Cohen, along with fellow Worcester Elementary teachers, Pat Karsch, Nadine Solecki and Becca Flaherty, volunteered to participate in the school’s first Cancer Awareness Day, Oct. 19, by donating their hair to Locks of Love.
For the event, all 418 Worcester Elementary students gathered in an assembly in the gym. Stylists from La Vita Bella Salon and Day Spa in East Norriton, doubled as volunteers at the event and made quick work of the instructors’ hair.
As each instructor showed off their new hairdos, their students wildly cheered.
I feel great, and I feel proud,” Cohen said.
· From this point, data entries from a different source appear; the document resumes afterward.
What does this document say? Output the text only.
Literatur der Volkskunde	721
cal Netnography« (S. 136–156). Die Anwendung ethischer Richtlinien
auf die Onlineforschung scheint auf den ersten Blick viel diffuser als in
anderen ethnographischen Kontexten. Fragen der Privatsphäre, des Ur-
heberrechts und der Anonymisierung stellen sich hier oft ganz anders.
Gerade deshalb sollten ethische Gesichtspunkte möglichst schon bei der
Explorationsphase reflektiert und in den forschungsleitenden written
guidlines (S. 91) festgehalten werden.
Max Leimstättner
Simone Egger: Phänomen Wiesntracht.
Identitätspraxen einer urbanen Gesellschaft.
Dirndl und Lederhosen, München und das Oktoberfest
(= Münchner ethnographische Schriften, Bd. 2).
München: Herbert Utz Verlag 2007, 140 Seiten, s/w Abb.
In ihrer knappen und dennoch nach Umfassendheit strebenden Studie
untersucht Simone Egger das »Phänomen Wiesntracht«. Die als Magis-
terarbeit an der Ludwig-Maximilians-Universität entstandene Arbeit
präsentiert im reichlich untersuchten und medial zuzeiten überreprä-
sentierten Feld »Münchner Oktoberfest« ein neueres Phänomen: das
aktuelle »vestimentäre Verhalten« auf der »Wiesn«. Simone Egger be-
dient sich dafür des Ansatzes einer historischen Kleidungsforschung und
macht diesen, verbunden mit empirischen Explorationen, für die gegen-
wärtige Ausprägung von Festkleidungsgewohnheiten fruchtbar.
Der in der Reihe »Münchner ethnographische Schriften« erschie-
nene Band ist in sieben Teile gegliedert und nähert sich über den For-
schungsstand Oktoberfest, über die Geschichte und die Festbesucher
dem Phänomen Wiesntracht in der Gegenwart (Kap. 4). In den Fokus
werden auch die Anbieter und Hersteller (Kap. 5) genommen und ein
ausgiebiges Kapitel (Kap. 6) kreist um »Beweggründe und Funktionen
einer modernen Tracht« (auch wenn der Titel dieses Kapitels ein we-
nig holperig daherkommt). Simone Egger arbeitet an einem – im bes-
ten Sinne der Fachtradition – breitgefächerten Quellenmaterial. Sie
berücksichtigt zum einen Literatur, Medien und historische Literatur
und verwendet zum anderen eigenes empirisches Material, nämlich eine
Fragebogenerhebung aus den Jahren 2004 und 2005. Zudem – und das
According to Cohen, at the start of the school year, several faculty and staff mobilized when they heard a member of the school community had been diagnosed with cancer.
In September, the faculty and staff began to plan an event that would become the school’s first Cancer Awareness Day. By Oct. 15, the school had distributed a worksheet to all its students.
The two-page worksheets had printed on them the ribbons and various colors associated with the fight against and support for those with certain types of cancer. According to www.choosehope.com, there are at least 27 such ribbons.
The second page was a large, blank ribbon, which students, as well as faculty and staff, were asked to color if they knew anyone with the associated cancer. Students that participated in with the worksheet were asked to bring in $1 on Oct. 19, as part of a fundraising effort for the Cancer Awareness Day event.
On the day of the event, every student brought in a paper with their colored ribbon, but they did not raise $418.
They raised $545.
“I’m very proud of the kids and the staff,” Bruce MacGregor, principal of Worcester Elementary, said. “This is a push in character education and experiencing empathy.”
The money raised went to Alex’s Lemonade Stand Foundation, a national organization dedicated to helping find a cure for all children with cancer. As part of the school event, Alex’s Lemonade Stand Foundation gave a video presentation during the assembly.
The video was a telling of the children’s book “Alex and the Amazing Lemonade Stand,” in which the story of Alex and how she was able to inspire the nation to help raise funds towards cancer research, when, at the age of 4, she opened up her own stand.
“We think it’s really important to know there’s a way to get involved no matter how old you are,” Jackie Gear, Alex’s Lemonade Stand representative, told the students.
Gear, along with fellow representative Joey Butler, shared Alex’s story at the Cancer Awareness event.
According to Butler, there are over 6,000 lemonade stand fundraisers made each year across the country. She said that it was a pleasure coming to Worcester Elementary School for the first time.
“It’s absolutely amazing, because it’s always good to spread the word, to hear kids helping kids and creating awareness and raising funds for child cancer research,” Butler said.